Unprecedented action
This is unprecedented and extremely significant. It poses a major crisis for the Irish government and establishment. Workers in the public and private sectors are increasingly demanding their share of the recovery in the form of pay rises. The concessions made to the Luas and Dublin Bus workers show that taking strike action yields results.
For the government to concede to the demands of the GRA would threaten the unravelling of their wage suppression strategy, with more pay claims and potentially a wave of industrial action from teachers, nurses, Bus Eireann, Irish Rail and others. On the other hand, to allow the strikes to go ahead would represent a very significant split in the state apparatus, which would be very difficult to respond to.
As establishment mouthpiece Stephen Collins noted in the Irish Times: “the upholders of the law are threatening to break the law in pursuit of their own self-interest… The challenge to the authority of the State is one the Government simply cannot afford to bow to on a point of principle, apart altogether from the financial implications.”
Crisis and demoralisation
The context of the dispute is more than pay restoration; demoralisation within the Gardaí is high and the dispute comes after years of scandals which have undermined the cohesion of the police force – including scandals over vehicle penalty points, the bugging of GSOC [February 2014 revelations emerged that the offices of the Garda Siochana Ombudsman Commission, the independent police watchdog, were under covert electronic surveillance] the vicitmisation of whistle-blowers and the recent revelation that 16% of reported crime are not recorded in the official statistics etc. Recent revelations about the treatment of whistle-blower Sgt. Maurice McCabe has revealed much about the rotten culture in the Gardai.

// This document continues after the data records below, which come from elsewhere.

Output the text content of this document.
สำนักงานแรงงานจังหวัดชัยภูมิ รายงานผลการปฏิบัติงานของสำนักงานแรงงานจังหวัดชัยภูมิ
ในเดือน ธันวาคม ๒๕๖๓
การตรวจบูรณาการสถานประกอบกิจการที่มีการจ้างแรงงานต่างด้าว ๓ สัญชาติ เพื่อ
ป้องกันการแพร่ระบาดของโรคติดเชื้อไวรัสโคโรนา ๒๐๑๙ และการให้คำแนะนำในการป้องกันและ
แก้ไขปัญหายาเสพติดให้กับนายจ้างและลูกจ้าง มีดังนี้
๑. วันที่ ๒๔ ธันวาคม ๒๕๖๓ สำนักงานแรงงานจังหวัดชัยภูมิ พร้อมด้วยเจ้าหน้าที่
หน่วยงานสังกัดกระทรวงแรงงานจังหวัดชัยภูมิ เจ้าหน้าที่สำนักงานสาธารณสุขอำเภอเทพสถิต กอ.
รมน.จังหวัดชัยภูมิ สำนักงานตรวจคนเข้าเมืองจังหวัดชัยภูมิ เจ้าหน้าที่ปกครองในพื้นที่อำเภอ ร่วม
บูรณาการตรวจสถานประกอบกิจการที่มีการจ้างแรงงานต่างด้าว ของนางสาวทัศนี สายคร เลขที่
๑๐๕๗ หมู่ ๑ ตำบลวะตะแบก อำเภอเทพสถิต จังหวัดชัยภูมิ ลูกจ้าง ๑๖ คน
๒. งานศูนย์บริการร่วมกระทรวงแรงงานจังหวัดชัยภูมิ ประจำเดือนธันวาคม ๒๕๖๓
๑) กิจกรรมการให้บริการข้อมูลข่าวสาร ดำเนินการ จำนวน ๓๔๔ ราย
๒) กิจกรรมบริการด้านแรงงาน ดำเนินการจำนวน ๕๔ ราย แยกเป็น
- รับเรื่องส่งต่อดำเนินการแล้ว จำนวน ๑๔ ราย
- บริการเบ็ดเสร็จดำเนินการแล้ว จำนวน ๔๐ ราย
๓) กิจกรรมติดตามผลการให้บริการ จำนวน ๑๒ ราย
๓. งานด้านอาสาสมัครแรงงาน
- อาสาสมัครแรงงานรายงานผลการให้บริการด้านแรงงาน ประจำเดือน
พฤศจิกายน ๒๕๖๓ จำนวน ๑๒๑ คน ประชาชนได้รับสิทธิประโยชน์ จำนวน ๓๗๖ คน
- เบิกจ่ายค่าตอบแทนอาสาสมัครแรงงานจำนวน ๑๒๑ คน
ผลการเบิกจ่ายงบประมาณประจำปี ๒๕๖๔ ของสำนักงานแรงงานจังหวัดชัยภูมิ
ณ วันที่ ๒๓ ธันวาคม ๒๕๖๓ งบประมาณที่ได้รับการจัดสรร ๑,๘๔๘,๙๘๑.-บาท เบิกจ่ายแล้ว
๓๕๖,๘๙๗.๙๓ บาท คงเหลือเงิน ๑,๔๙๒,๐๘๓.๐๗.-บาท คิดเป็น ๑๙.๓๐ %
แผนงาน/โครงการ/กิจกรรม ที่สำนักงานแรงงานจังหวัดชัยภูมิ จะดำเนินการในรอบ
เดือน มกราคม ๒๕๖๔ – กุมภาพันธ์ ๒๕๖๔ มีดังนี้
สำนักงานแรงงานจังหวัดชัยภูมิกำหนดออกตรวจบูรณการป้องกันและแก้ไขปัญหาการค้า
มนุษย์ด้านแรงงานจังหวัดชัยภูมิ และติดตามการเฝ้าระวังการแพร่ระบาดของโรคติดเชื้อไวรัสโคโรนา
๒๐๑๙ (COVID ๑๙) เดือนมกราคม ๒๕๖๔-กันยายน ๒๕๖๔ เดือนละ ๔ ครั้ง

According to a report from a senior Garda official, John Barrett, the then-Commissioner Martin Callinan met the head of the Public Accounts Committee, John McGuinness TD [member of the Irish parliament] to suggest to him that McCabe was ‘not to be trusted’. It also states that a meeting between McCabe and two senior Gardaí was misreported to suggest that he said he was motivated by malice in making his allegations- a claim contradicted by a tape recording of the conversation produced by McCabe.
A recent poll showed that 57% of people say their trust in the Gardaí has been undermined by the recent scandals. Further contributing to this is the recent use of Gardaí to police anti-water charge [tax] protests, and to force through water meter installation in communities. This has involved widespread brutal treatment of protesters.
A democratically-controlled police service
The strike action by Gardaí should be supported. A victory for the Gardaí in their dispute with the government will further strengthen the hand of workers fighting for pay rises. However, there is a contradiction in GRA members going on strike against austerity, while allowing themselves to impose austerity on working class people as they have during the water charges movement and on many other occasions.
This raises the fundamental question of who controls policing and whose interests it serves. We need policing which operates under the democratic control of working class communities, rather than defending the interests and rule of the capitalist class.